Points de repère
Cette lettre fut envoyée du mont Minobu à Matsuno Rokurō Saemon, l’un des disciples de Nichiren qui habitait à Matsuno, dans la province de Suruga. Dans cette lettre, Nichiren dit combien il apprécie les offrandes de Matsuno et l’encourage à réciter Nam-myōhō-renge-kyō avec une foi fervente tout au long de sa vie. C’est ainsi, lui dit-il, que Matsuno pourra faire l’expérience de la bouddhéité au moment de sa mort.
J’ai bien reçu les mille pièces de monnaie, la mesure d’huile, le vêtement et les dix pinceaux de calligraphie [que vous m’avez fait parvenir]. Je ne trouve pas les mots qui conviennent pour vous dire à quel point j’apprécie la bonté dont vous avez toujours fait preuve à mon égard, et j’en laisserai donc le soin au Sūtra du Lotus et au bouddha Shakyamuni.
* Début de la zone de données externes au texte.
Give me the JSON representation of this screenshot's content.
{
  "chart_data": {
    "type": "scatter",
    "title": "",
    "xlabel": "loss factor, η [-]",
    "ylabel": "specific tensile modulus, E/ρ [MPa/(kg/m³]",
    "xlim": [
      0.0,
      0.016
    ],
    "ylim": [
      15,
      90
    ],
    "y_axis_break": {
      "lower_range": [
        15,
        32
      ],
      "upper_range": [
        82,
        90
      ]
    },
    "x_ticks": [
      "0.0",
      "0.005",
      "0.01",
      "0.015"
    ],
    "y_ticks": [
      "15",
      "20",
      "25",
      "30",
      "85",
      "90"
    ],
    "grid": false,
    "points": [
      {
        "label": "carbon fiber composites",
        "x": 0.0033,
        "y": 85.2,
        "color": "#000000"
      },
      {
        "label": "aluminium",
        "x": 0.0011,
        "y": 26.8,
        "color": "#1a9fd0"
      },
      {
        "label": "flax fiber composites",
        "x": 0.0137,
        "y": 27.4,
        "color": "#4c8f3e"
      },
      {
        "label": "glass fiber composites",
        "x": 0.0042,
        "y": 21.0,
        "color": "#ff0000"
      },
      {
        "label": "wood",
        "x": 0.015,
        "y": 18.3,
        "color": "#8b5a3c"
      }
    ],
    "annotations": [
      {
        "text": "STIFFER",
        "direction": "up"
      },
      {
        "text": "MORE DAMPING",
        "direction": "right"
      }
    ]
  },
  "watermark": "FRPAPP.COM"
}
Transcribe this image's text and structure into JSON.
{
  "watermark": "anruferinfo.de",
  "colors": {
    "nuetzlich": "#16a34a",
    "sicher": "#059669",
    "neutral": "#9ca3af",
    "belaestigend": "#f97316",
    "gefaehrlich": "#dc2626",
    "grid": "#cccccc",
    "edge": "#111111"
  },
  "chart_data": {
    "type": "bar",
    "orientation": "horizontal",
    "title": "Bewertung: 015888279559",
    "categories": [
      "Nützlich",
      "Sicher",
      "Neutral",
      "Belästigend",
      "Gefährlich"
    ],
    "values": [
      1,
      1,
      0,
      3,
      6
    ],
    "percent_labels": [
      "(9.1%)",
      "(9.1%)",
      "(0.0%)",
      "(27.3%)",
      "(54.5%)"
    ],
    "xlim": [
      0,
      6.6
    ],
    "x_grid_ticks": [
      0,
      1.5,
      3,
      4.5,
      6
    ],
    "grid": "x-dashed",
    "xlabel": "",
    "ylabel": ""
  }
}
Comme je le dis depuis quelque temps, dans votre situation de croyant laïc, vous devriez réciter résolument Nam-myōhō-renge-kyō matin et soir, jour et nuit, et observer ce qu’il adviendra lors des derniers instants de votre vie. À ce moment-là, hâtez-vous vers le sommet de l’illumination parfaite et regardez autour de vous, dans toutes les directions. Le monde des phénomènes se sera transformé dans sa totalité en Terre de la lumière paisible. Le sol y sera constitué de lapis-lazuli, les huit voies1 seront délimitées par des cordes d’or, les quatre sortes de fleurs2 pleuvront du ciel, de la musique résonnera dans les airs, et les bouddhas et les bodhisattvas seront tous caressés par les brises de l’éternité, du bonheur, du véritable soi et de la pureté. Nous serons sûrement nous aussi parmi eux. Telle est la vraie splendeur du Sūtra du Lotus !
Je suis pressé par le temps et n’entrerai donc pas ici dans les détails.
Avec mon profond respect,
Nichiren
Le neuvième jour du neuvième mois de la troisième année de Kenji [1277], signe cyclique de hinoto-ushi
Réponse à Matsuno
Post-scriptum : Pourriez-vous avoir l’obligeance de me faire parvenir une dizaine de ryō de graines de magnolias3 ?
Notes
1. Les huit voies mènent dans les huit directions, c’est-à-dire vers les huit points indiqués par une boussole.
2. Il s’agit des fleurs mandarava, des grandes fleurs mandarava, des fleurs manjushaka et des grandes fleurs manjushaka. Ce sont des fleurs 851rouges et blanches très parfumées qui, selon la tradition de l’Inde ancienne, éclosent dans le ciel.
3. Le magnolia est un arbre à feuillage caduc originaire de Chine, qui s’élève jusqu’à une hauteur d’environ dix mètres. Il a la forme d’une plume, des feuilles composées, et produit de petites fleurs jaunes en été. On en rassemblait les graines dures et rondes pour composer des chapelets de prière. « Dix ryō » correspondait à un poids d’un peu plus d’un kilo et demi.